The Unwound Future doesn’t answer much about the good Professor’s racial or ethnic identity (which I consider a good thing, after all… I’d rather measure a man by his actions than his inheritance). It doesn’t explain why Luke tags along like a leech-puppy hybrid. It does, however, explain a great deal about the Professor’s curious hat, his gentlemanly mannerisms, his nemesis and his almost single-minded devotion to solving puzzles. (Even more spoilery spoilers after the picture, fair warning!)
Simply, Hershel Layton is a broken man, and The Unwound Future kicks him while he’s down, teasing him with hope and then removing a piece of his personal puzzle… again. Layton will be forever broken, forever searching to piece his life together, always frustrated. Solving other puzzles are his only solace, his only outlet for closure and resolution. In this, he is one of the most human characters in games that I’ve seen in a long time. He is damaged, but he soldiers on, hat firmly on his head.
To be sure, there are other broken characters in the game. The primary antagonist proves to be a severely traumatized and sympathetic character, even after he engages in some domestic terrorism with a death toll likely in the thousands. The secondary antagonist is revealed to be almost as deeply wounded as the Professor, and far from an evil man. A villain from the earlier games is revisited and made far more sympathetic. The true villain of the story never receives his just rewards, and his story is left open. These political implications have strong connotations in today’s political world, and the game doesn’t grant fictional justice. Every character is asked to step up and accept painful truths and then be strong anyway, even when the world is hostile.

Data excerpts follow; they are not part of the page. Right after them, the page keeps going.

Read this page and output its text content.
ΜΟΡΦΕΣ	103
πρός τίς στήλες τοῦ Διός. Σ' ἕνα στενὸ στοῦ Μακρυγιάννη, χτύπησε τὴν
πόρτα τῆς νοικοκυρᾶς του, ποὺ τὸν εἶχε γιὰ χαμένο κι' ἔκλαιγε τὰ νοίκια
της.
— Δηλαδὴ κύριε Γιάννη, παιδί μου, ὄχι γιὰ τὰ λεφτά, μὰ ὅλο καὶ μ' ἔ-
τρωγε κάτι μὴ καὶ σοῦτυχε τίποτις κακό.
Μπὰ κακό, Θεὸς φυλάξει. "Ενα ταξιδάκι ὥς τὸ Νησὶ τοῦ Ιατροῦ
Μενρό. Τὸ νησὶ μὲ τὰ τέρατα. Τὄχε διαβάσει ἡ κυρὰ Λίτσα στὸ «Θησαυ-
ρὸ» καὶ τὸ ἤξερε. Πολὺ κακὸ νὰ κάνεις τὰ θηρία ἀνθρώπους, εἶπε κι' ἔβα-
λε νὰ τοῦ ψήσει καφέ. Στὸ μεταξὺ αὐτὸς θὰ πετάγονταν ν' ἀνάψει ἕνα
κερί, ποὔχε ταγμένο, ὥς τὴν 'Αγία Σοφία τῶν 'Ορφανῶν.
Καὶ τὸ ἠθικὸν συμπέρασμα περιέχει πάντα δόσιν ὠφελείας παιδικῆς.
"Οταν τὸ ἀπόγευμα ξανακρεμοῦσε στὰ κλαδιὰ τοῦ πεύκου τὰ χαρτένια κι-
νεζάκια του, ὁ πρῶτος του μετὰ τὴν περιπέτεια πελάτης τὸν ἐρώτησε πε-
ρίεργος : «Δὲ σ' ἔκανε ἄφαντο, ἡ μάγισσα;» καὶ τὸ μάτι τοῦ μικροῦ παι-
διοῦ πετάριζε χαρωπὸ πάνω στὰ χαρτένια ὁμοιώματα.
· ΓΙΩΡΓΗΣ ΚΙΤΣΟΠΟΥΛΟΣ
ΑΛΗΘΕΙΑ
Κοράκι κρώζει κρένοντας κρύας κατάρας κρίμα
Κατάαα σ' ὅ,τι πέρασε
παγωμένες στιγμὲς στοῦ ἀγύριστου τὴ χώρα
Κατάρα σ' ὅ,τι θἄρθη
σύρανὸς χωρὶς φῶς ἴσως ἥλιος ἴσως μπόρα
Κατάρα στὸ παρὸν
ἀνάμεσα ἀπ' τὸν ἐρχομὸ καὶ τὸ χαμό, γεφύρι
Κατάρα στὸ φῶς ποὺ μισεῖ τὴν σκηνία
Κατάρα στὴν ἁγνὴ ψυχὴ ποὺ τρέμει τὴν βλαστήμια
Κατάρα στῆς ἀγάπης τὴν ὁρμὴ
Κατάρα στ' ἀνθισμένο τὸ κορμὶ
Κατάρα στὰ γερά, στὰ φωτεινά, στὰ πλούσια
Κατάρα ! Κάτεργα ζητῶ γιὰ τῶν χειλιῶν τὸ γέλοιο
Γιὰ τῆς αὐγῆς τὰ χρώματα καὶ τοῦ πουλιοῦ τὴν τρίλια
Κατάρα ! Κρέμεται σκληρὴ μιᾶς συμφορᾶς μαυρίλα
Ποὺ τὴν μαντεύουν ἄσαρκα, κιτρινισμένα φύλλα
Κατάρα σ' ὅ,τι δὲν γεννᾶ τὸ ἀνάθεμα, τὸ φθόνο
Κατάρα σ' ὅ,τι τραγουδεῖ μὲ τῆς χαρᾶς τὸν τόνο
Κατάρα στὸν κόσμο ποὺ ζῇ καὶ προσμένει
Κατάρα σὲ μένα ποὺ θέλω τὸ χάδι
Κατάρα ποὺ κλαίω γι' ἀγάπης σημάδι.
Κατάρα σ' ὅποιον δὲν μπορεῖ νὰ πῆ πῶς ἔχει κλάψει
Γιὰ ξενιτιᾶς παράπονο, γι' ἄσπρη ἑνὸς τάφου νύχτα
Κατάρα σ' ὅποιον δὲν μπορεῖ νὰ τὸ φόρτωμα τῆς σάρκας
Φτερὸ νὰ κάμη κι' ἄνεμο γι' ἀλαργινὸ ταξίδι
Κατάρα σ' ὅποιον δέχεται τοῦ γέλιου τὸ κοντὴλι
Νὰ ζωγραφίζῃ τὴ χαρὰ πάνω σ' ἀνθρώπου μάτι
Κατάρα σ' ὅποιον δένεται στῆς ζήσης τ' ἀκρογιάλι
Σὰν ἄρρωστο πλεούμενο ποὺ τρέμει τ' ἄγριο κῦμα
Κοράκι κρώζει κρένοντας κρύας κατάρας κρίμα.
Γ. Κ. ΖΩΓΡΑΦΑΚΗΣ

Further, there’s a twist to the knife. The concept of time travel is presented as another mystery to be solved, and in true Layton style, a grand conspiracy and coverup are revealed. Time travel is revealed to be a scam… and then, agonizingly and astonishingly, it is revealed again as a reality. The Professor is granted a few precious moments with the love of his life, only to have her knowingly go back in time to her death. After convincing everyone that time travel isn’t possible, he finds that it most certainly is. After telling everyone to accept that they need to move on, and demonstrating that he’s willing to forgive even in the face of great loss, he is teased with the possibility that history could yet be changed, and that maybe, just maybe, the “bad” guys were right. The axis of his world is shifted, ever so slightly, and the careful pretense of rationality that he has held to is undermined again by the delayed results of the very event that shattered his life.
In the ending sequence, after displaying a somewhat ungentlemanly bout of agony and emotion, he is not offered solace or peace, but rather told (gently and kindly, but painfully) that in the face of his most heartbreaking loss:
“You’ll be strong… because that’s what a gentleman does.”
…and then we see him cry. A gentleman, hat in hand, beseeching the heavens for peace he knows he will not see, even as the “what if” questions continue to eat away at him.
What more can any of us do?
How many of our sorrows are ignored by throwing ourselves into distractions or puzzles that have solutions? Is this not one appeal of games, that there are solutions to the problems in-game, if only we play enough or well enough? The character arc for Hershel Layton stands in contrast to that very nature of games, intentionally subverting his oft-repeated refrain “every puzzle has an answer”.
These games have a lot of heart, especially for what could have been thinly veiled Brain Age-like games. While I find I disagree with the choice to hurt the good Professor the way they did in the third game… that I care at all is testament to the character and story.